Reliure à la grecque en maroquin rouge aux armes de Henri II, à encadrement mosaïqué de maroquin vert orné d’arabesques dorées
Paris, atelier du relieur du roi
Conrad Gesner (1516-1565), vers 1554-1555.
C. Gesner, Bibliotheca universalis, Zurich, 1545., 330 (345) x 215 mm.
BnF, Réserve des livres rares, RES-Q-48
© Bibliothèque nationale de France
L’accent a été mis ici, à l’évidence, sur l’ornementation car, hormis le bloc armorié doré sur une pièce de maroquin citron, l’héraldique royale est complètement absente. L’arabesque qui orne la bordure mosaïquée de maroquin vert rend compte de l’évolution des modes comme elle atteste de la grande maîtrise de son doreur, qui a fait preuve d’une recherche élaborée dans sa composition. Celle-ci est rythmée par les compartiments quadrilobés dorés répétés sur les quatre côtés, reprenant en fait, de manière plus stylisée, le dessin du petit fer azuré qu’ils encadrent. La mise en abyme ne s’arrête pas là puisque ces compartiments sont eux-mêmes inscrits dans une seconde figure quadrilobée qui fait, quant à elle, le lien avec l’arabesque proprement dite. Ses formes sont beaucoup plus arrondies et intègrent deux paires foliées azurées déjà rencontrées sur les reliures de série. L’équilibre final de la figure repose sur les deux filets simples terminés d’une petite feuille azurée, qui déterminent d’ailleurs son sens. Ces compartiments quadrilobés sont en effet disposés tête-bêche et les deux paires azurées alternent. De plus, on trouve, dans les angles, des compartiments qui dessinent une fleur stylisée et entourent un fer quadrifolié appartenant au matériel le plus récent de l’atelier, tout comme, d’ailleurs, le tout petit fer doré dans les angles de la bordure. Ce compartiment est complété par l’une des paires foliées dorées sur les côtés et on y observe aussi des filets terminés d’une petite feuille azurée.

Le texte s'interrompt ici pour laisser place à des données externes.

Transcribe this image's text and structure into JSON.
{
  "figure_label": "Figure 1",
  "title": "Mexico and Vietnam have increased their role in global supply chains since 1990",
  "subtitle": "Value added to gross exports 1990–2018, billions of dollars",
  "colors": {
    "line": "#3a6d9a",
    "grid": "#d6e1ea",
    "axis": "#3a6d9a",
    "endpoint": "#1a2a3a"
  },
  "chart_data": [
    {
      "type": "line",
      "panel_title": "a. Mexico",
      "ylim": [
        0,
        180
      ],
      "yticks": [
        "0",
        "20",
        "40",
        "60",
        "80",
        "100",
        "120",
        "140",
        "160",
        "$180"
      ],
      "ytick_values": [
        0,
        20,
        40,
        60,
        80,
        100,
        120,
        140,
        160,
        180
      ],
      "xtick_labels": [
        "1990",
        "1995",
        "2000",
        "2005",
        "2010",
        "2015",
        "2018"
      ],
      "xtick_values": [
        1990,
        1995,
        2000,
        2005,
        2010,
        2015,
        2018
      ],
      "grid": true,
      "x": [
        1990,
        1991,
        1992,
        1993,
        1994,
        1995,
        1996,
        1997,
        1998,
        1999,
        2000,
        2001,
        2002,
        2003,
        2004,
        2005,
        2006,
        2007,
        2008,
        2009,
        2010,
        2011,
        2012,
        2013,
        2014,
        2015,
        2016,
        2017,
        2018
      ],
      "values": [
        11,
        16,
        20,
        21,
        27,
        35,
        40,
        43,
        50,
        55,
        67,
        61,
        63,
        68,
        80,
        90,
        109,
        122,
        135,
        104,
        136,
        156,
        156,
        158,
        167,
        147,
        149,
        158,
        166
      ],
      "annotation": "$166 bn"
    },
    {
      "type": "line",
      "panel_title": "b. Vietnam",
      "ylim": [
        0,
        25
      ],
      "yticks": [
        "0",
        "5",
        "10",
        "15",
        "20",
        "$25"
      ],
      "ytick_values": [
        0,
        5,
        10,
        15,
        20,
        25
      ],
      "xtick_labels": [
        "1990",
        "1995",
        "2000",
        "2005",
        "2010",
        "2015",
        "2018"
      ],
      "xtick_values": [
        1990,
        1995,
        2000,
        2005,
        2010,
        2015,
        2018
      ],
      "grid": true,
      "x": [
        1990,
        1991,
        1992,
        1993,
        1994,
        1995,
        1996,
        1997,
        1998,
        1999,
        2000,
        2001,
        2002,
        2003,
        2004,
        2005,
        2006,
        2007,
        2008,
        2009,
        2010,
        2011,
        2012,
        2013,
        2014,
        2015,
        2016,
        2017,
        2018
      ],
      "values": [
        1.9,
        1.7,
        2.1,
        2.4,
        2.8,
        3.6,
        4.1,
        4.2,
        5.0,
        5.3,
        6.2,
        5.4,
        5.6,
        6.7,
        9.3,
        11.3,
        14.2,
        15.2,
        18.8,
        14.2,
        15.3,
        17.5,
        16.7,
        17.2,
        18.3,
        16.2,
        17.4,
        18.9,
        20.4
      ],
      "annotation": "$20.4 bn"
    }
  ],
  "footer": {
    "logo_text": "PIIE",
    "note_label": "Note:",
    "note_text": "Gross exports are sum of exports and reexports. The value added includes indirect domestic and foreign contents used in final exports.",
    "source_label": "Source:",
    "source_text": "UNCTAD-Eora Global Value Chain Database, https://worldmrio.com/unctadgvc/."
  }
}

Aux filets simples qui dessinent les deux compartiments imbriqués s’opposent les filets redoublés qui, partant du petit fer azuré qu’ils encadrent, assurent la liaison entre eux et contribuent à donner le sentiment d’une arabesque sans fin, qui court tout autour du rectangle central. Le fer au trèfle est toujours présent, poussé à intervalles réguliers sur ces filets redoublés. (F. L. B.)